2.2.5 Diagnosing the distribution

A very common task faced when handling data is “diagnosing the distribution”. Just like a human doctor diagnosing an ailment, you examine the evidence, consider the alternatives, judge the context, and take a guess.

There are statistical tests to compare data to a theoretical model, and they can be useful, but diagnosing a statistical distribution is principally a subjective endeavor. A common situtuation would be to examine the residual distribution for a regression model compared to the expected Gaussian distribution. Good practice is to have a set of steps to adhere to when diagnosing a distribution.

 

It is beyond the intention of this page to examine all the possibilties of examining and diagnosing data distributions, but instead the intention is to alert readers that this topic is wide and deep. Here are a few good resources that can take you farther:

Vitto Ricci, Fitting distributions with R

Bill Huber, Fitting distributions to data Quick-R, Probability plots

 

 

 

2.2.6 Practice exercises

For the following exercises, run the code below.

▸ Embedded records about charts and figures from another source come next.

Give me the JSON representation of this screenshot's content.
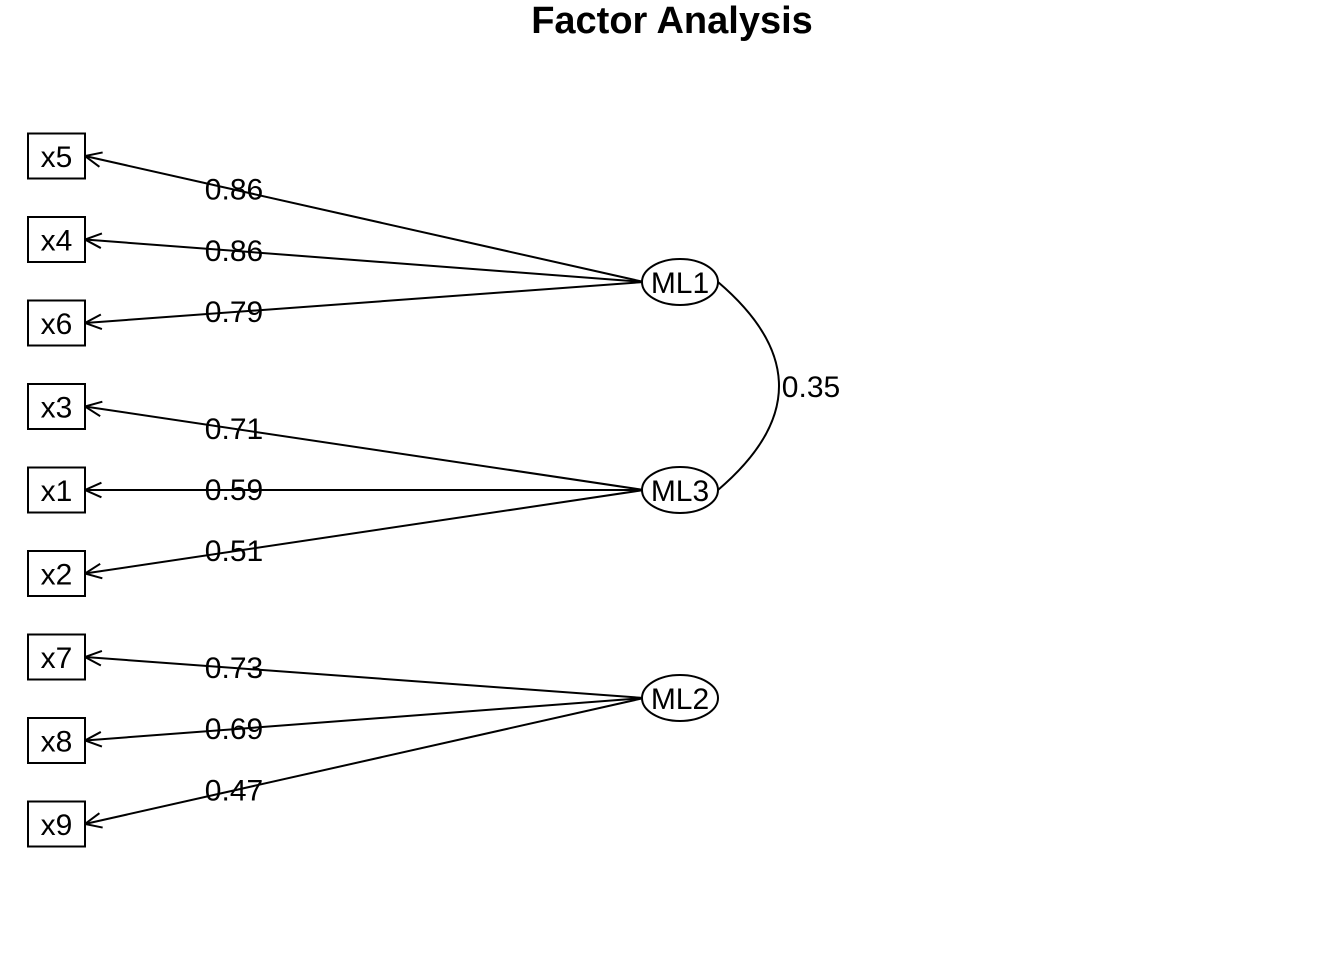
{
  "title": "Factor Analysis",
  "factors": [
    {
      "id": "ML1",
      "label": "ML1"
    },
    {
      "id": "ML3",
      "label": "ML3"
    },
    {
      "id": "ML2",
      "label": "ML2"
    }
  ],
  "variables": [
    {
      "id": "x5",
      "label": "x5"
    },
    {
      "id": "x4",
      "label": "x4"
    },
    {
      "id": "x6",
      "label": "x6"
    },
    {
      "id": "x3",
      "label": "x3"
    },
    {
      "id": "x1",
      "label": "x1"
    },
    {
      "id": "x2",
      "label": "x2"
    },
    {
      "id": "x7",
      "label": "x7"
    },
    {
      "id": "x8",
      "label": "x8"
    },
    {
      "id": "x9",
      "label": "x9"
    }
  ],
  "loadings": [
    {
      "factor": "ML1",
      "variable": "x5",
      "value": "0.86"
    },
    {
      "factor": "ML1",
      "variable": "x4",
      "value": "0.86"
    },
    {
      "factor": "ML1",
      "variable": "x6",
      "value": "0.79"
    },
    {
      "factor": "ML3",
      "variable": "x3",
      "value": "0.71"
    },
    {
      "factor": "ML3",
      "variable": "x1",
      "value": "0.59"
    },
    {
      "factor": "ML3",
      "variable": "x2",
      "value": "0.51"
    },
    {
      "factor": "ML2",
      "variable": "x7",
      "value": "0.73"
    },
    {
      "factor": "ML2",
      "variable": "x8",
      "value": "0.69"
    },
    {
      "factor": "ML2",
      "variable": "x9",
      "value": "0.47"
    }
  ],
  "correlations": [
    {
      "from": "ML1",
      "to": "ML3",
      "value": "0.35"
    }
  ]
}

# The code below loads and prints the data frame "dat"

# Data dictionary for "dat", a dataset with different measures of 20 sheep
# weight - weight in Kg
# ked - count of wingless flies
# trough - 2 feed troughs, proportion of times "Trough A" fed from
# shear - minutes taken to "hand shear" each sheep

(dat <- data.frame(
  weight = c(44.1, 38.3, 41.1, 41.9, 41.2, 39.7, 44.5, 39.7, 46.1, 39.8, 
    43.9, 46.9, 35.8, 39.2, 39.6, 41.9, 39.1, 32.0, 32.7, 44.0),
  
  ked = c(9, 4, 15, 11, 10, 8, 12, 12, 6, 11,
             12, 13, 8, 11, 19, 19, 12, 7, 8, 14),
  
  trough = c(0.52, 0.74, 0.62, 0.63, 0.22, 0.22, 0.39, 0.94, 0.96, 0.74,
              0.73, 0.54, 0.00, 0.61, 0.84, 0.75, 0.45, 0.54, 0.54, 0.00),
  
  shear = c(14.0, 8.0, 14.0, 11.0, 14.0, 5.0, 9.5, 11.0, 6.5, 11.0, 
            18.5, 11.0, 18.5, 8.0, 8.0, 6.5, 18.5, 15.5, 14.0, 8.0)
  ))

 

1 Do you expect “weight” to be Gaussian distributed? How about “ked”? Explain your answer for each.

 

2 Show the code to graphically diagnose and decide whether “weight” is Gaussian and explain your conclusion.

 

3 Show the code to graphically diagnose and decide whether “ked” is Gaussian and explain your conclusion. If you choose another likely distribution, test it as well and similarly diagnose.

 

4 Explore whether “trough” is Gaussian, and explain whether you expect it to be so. If not, does transforming the data “persuade it” to conform to Gaussian? Discuss.

 

5 Write a plausible practice question involving any aspect of graphical diagnosis of data distribution.